Talvolta mi prende a male: per consolarmi rileggo qualche brano di un libro che mi ha appassionato. Ennio Flaiano si presta benissimo a essere riletto "a spizzico", così diventa uno degli autori preferiti nei momenti di malumore. Flaiano non ha scritto certo di montagna; ha indagato con lucidità i vizi della nostra società. Anche la fruizione del tempo libero dedicato alla montagna può essere riletto attraverso la sagacia e l'ironia di questo autore.
Eccovi un passaggio del frasario di Flaiano (tratto dal Diario degli errori, al frammento [356]): Un'isola deserta non è più deserta: è soltanto periferia. Non si evade più. L'ingranaggio è troppo potente e ubiquo. Siamo maturi per una globale ora del dilettante: ognuno dica la sua, ma in fretta.
Questa citazione risale a metà degli anni '60, quando la speculazione edilizia delle nostre montagne era ancora agli albori. L'isola deserta che diventa periferia mi ha fatto ripensare a quella serata in sede che abbiamo vissuto con le immagini di Stefano Cioffi, il fotografo che ha ritratto gli scempi edilizi delle stazioni sciistiche d'Appennino ormai abbandonate. Molti di voi ricorderanno quelle foto che comunicavano un senso di desolazione. Gli insediamenti residuali che troviamo tra i boschi dei nostri monti somigliano molto di più a un quartiere dell'estrema periferia romana piuttosto che a un paesino di montagna isolato.
Ma non c'è solo questo nella riflessione di Flaiano. Mi sembra che preconizzi, con cinquant'anni di anticipo, l'avvento dei social. Possiamo condividere migliaia e migliaia di immagini e commenti ma abbiamo perso il valore più grande: la soddisfazione intima di ciò che abbiamo fatto, della meta che abbiamo raggiunto. Ormai conta solo dire la propria in questa gigantesca ruota mediatica. Siamo presi in questo ingranaggio dove conta solo far sapere cosa abbiamo fatto.
Allora riapro gli Scritti di montagna di Massimo Mila e torno a leggere Il successo (interiore) di chi scala una montagna. Mila riconosce che in società fa certamente più effetto raccontare di aver salito un 6000 sulle Ande piuttosto che una modesta cima in val di Susa.

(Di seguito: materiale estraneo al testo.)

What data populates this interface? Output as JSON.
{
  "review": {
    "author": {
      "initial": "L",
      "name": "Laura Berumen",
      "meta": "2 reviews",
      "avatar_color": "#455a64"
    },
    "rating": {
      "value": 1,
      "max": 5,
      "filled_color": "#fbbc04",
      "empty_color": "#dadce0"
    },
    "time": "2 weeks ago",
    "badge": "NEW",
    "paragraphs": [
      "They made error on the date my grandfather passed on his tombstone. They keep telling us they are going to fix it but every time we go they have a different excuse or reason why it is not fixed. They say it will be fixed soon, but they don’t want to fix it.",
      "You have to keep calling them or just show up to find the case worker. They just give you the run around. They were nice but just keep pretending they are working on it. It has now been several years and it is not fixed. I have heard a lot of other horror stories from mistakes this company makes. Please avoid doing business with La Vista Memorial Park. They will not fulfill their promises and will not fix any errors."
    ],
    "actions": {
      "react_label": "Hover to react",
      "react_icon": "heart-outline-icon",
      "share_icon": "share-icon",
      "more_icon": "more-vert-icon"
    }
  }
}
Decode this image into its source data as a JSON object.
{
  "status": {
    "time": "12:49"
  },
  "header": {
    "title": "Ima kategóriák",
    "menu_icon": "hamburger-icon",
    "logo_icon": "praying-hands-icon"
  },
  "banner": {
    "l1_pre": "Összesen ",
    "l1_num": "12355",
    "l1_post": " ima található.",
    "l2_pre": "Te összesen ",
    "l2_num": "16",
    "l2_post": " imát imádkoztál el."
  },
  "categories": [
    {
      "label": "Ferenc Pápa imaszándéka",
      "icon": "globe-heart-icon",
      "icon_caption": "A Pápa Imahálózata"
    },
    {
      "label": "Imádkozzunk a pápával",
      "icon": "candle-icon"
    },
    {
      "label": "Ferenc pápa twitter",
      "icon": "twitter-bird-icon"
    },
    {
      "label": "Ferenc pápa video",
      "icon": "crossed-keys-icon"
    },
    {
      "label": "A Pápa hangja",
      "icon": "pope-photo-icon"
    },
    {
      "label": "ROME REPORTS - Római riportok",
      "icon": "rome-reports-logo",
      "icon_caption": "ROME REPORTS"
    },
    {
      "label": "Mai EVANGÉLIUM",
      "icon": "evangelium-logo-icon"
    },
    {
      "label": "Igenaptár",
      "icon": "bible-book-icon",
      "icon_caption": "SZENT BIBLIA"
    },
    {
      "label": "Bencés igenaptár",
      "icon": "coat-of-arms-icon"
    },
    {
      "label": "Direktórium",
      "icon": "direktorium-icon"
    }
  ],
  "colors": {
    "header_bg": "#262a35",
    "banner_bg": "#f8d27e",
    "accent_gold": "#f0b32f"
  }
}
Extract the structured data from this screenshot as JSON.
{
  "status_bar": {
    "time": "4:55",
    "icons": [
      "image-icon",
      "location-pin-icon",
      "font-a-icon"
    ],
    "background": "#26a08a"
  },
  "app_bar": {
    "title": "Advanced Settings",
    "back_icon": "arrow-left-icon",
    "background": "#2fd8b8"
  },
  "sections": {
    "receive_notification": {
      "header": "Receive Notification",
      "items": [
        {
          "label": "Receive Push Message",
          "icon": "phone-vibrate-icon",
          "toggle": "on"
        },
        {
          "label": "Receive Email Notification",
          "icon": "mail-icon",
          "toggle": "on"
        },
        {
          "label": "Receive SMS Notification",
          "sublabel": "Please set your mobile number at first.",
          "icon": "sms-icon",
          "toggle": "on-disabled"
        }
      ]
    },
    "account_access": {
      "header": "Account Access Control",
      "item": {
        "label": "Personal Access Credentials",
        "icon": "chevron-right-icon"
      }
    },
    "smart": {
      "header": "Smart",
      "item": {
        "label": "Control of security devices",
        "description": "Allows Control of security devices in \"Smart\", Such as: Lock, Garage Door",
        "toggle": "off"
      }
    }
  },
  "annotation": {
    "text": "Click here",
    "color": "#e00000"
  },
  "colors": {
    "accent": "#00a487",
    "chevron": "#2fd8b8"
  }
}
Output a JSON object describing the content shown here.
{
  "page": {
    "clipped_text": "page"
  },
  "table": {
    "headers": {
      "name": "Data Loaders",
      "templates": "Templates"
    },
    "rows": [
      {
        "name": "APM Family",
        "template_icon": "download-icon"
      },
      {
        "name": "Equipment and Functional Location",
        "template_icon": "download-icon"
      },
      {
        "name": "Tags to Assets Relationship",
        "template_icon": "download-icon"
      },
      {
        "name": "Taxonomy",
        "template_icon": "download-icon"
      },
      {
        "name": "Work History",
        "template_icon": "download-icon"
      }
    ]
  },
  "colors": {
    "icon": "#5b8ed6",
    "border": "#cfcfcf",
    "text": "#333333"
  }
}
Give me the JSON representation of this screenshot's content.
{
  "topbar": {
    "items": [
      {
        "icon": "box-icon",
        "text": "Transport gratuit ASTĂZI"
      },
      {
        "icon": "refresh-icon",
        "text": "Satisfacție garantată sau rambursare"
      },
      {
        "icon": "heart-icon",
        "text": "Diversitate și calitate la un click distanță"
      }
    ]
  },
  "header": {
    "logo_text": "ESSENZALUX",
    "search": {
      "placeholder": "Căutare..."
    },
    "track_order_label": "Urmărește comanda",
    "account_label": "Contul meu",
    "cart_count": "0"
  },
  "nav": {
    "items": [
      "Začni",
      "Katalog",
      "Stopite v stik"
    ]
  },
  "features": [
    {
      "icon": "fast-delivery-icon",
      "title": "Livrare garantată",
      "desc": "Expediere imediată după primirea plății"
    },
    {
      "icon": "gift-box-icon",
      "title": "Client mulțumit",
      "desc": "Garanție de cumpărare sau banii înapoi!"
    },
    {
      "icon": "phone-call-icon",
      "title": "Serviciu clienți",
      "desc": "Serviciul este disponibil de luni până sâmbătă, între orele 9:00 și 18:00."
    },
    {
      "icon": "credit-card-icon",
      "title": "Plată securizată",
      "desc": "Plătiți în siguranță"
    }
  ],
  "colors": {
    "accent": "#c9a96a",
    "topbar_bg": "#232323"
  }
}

La sua etica alpinistica lo porta però a concludere che riuscire nell'impegno che ci siamo prefissati, per quanto irrilevante in termini assoluti, ci dona quella interiore euforia che nessuno ci potrà togliere. Mila termina così: c'è un Successo sacro, intrinseco all'uomo e immanente, e un Successo profano, tutto esteriore e ciarlatanesco. Naturalmente è il Successo sacro, cioè serio, quello che conta.
Concludo con due raccomandazioni. La prima è leggere Mila (e, se volete, anche Flaiano per quanto non sia così immediato). La seconda è di cercare in montagna la soddisfazione intima, personale: un ottimo sistema per mantenere a lungo l'entusiasmo di andare in montagna e affrontare nel modo migliore gli anni che avanzano.